Transferability in Qualitative Research

We can define transferability in qualitative research as the degree to which the results of a research can apply or transfer beyond the bounds of the project. Transferability implies that results of the research study can be applicable to similar situations or individuals.

The knowledge which was obtained in context will be relevant in another and investigators who carry out research in another context will be able to utilize certain concepts which were initially developed. It is comparable to generalisability.

Lincoln and Guba say that “as the naturalist can’t specify the external validity of an enquiry, she can only give a tick description essential to enable someone interested in making transfer to reach a conclusion about whether a transfer can be contemplated as a possibility”.

Transferability in research is utilized by the readers of study. Even though generalizability typically is applicable only to certain forms of quantitative methods, transferability can apply in varying degrees to many types of research. Unlike generalizability, transferability doesn’t involve broad claims, but invites readers of research to make associations between elements of research and their own experience.

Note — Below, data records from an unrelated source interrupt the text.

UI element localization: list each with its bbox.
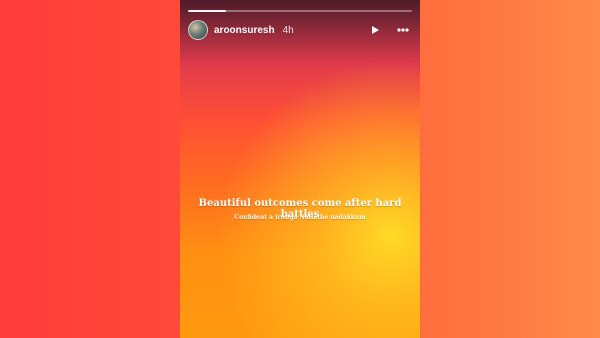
story-frame[interactable]: aroonsuresh 4h Beautiful outcomes come a… (180, 0, 420, 338)
username[interactable]: aroonsuresh (214, 25, 275, 36)
avatar[interactable] (188, 20, 208, 40)
story-viewer-page: aroonsuresh 4h Beautiful outcomes come a… (0, 0, 600, 338)
story-progress-fill (188, 10, 227, 12)
story-subline: Confident a irunga Nallathe nadakkum (234, 214, 366, 221)
story-progress-track (188, 10, 412, 12)
story-header-right (366, 21, 412, 39)
story-header-left: aroonsuresh 4h (188, 20, 294, 40)
time-ago: 4h (282, 24, 294, 36)
more-icon[interactable] (394, 21, 412, 39)
play-icon[interactable] (366, 21, 384, 39)
story-header: aroonsuresh 4h (188, 18, 412, 42)
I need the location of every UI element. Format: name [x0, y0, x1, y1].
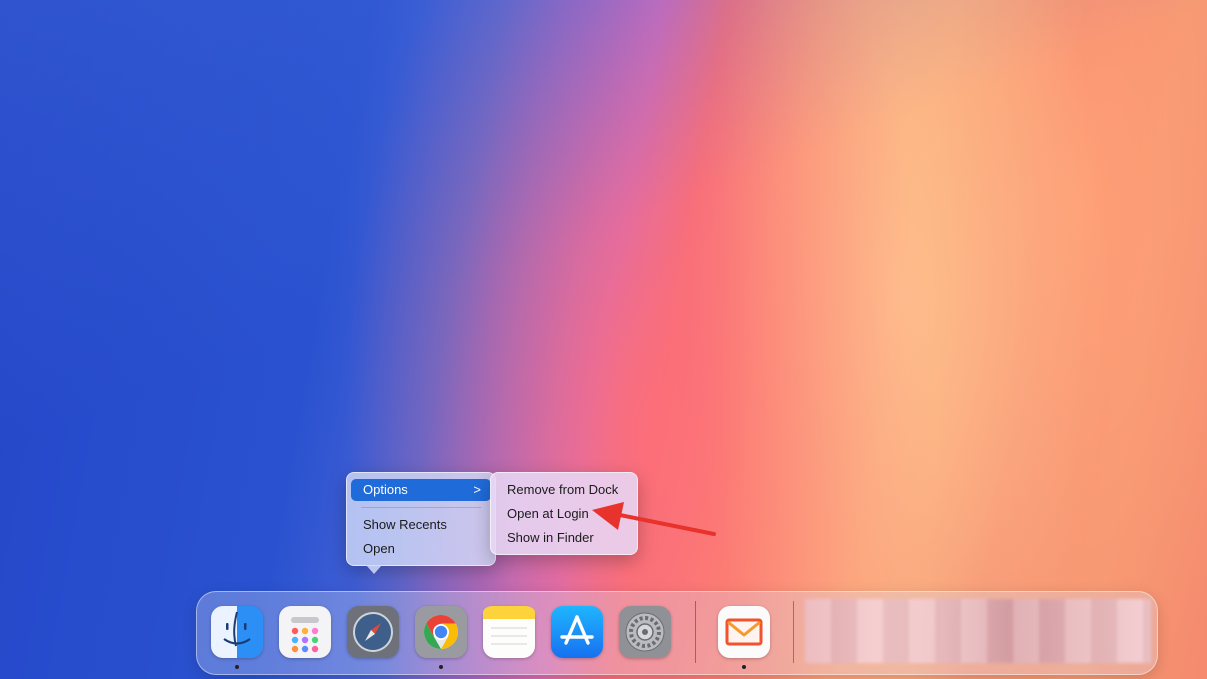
annotation-arrow [592, 502, 716, 536]
menu-item-label: Remove from Dock [507, 482, 619, 497]
dock-separator [695, 601, 696, 663]
notes-icon[interactable] [483, 606, 535, 658]
running-indicator [742, 665, 746, 669]
chevron-right-icon: > [473, 482, 481, 497]
menu-item-options[interactable]: Options > [351, 479, 491, 501]
dock-separator [793, 601, 794, 663]
menu-item-remove-from-dock[interactable]: Remove from Dock [495, 479, 633, 501]
app-store-icon[interactable] [551, 606, 603, 658]
menu-item-label: Open [363, 541, 395, 556]
menu-pointer [366, 565, 382, 574]
blurred-dock-items [805, 599, 1151, 663]
menu-item-label: Options [363, 482, 408, 497]
safari-icon[interactable] [347, 606, 399, 658]
dock-context-menu: Options > Show Recents Open [346, 472, 496, 574]
running-indicator [439, 665, 443, 669]
mail-icon[interactable] [718, 606, 770, 658]
menu-separator [361, 507, 481, 508]
menu-item-show-recents[interactable]: Show Recents [351, 514, 491, 536]
menu-item-label: Show Recents [363, 517, 447, 532]
finder-icon[interactable] [211, 606, 263, 658]
launchpad-icon[interactable] [279, 606, 331, 658]
running-indicator [235, 665, 239, 669]
system-settings-icon[interactable] [619, 606, 671, 658]
menu-item-label: Show in Finder [507, 530, 594, 545]
chrome-icon[interactable] [415, 606, 467, 658]
desktop-wallpaper [0, 0, 1207, 679]
menu-item-label: Open at Login [507, 506, 589, 521]
menu-item-open[interactable]: Open [351, 538, 491, 560]
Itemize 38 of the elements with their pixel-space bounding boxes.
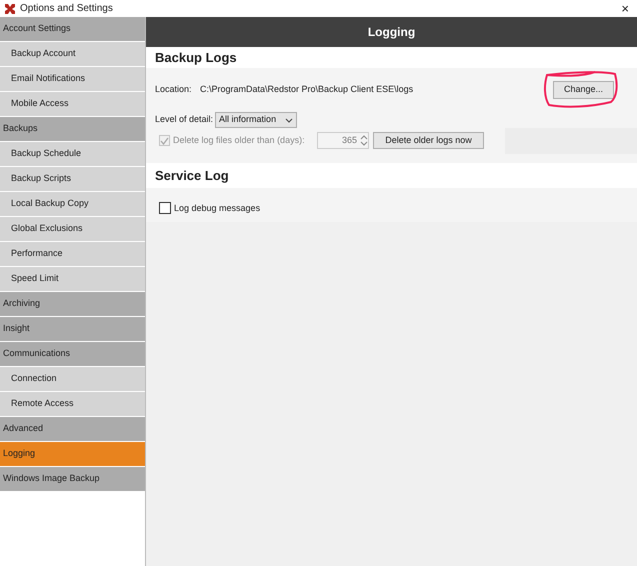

For example, lecturers at a school may selectively apply to their own classes results from a research indicating that heuristic writing exercises aid students at the university level.

It is crucial that adequate thick description of the phenomenon under study is given to allow audience to have a proper understanding of it, thus enabling them to compare the instances of the phenomenon explained in the research document with those that they have seen emerge in their situations.

Transferability in Qualitative Research

Figure 1 – Definition of Transferability

The researcher’s must express to the audience the boundaries of the study. This additional information should be considered before any efforts at transference are made. Thus information on the following points needs to be provided at the beginning:

  • how many organisations are participating in the research and where they are located;
  • any constraints in the type of individuals who provided information;
  • the volume of individuals active in the fieldwork;
  • the data collection techniques which were utilized;
  • the number and length of the data collection sessions;
  • the period of time over which the data was accumulated.

Read Also: Confirmability in Qualitative Research

It isn’t difficult for research workers to develop a preoccupation with transferability. In the end, the results of a qualitative research must be understood within the context of the specific characteristics of the business or organisations and, perhaps, physical location where the fieldwork was performed. To be able to evaluate the extent to which findings could be true of people in other settings, similar projects using the same techniques but carried out in different conditions could well be of great value.

Even if distinct investigations provide results which aren’t completely in line with each other, this doesn’t, of course, mean that one or more is untrustworthy. It may be that they merely mirror multiple realities, and, if an appreciation can be gained of the reasons behind the variations, this understanding may prove as helpful to the reader as the results actually noted.

Read Also: Trustworthiness in Research

Limitations of Transferability in Qualitative Research

Understanding research outcomes can help us realize why and how something occurs. However, many experts think that such understanding is tough to achieve with regards to human behaviors which they contend are extremely difficult to understand and often impossible to predict. As the results of a qualitative study are specific to a small number of environments and people, it is extremely hard to show that the conclusions and findings can be applied to other situations and populations.

Transferability in research considers the fact that there aren’t any absolute solutions to provided situations; rather, every person should determine their very own best practices. Transferring the results of research done by others might help us develop and alter these practices. But, it is crucial for audience of research to bear in mind that results cannot always be transferred; a result which happens in one situation is not going to necessarily occur in an identical situation. For that reason, it is advisable to consider variations between situations and customize the research process appropriately.

Despite the fact that transferability in qualitative research appears to be an obvious, natural, and crucial way of utilizing research results and findings, it is not regarded as a valid research approach in some academic groups.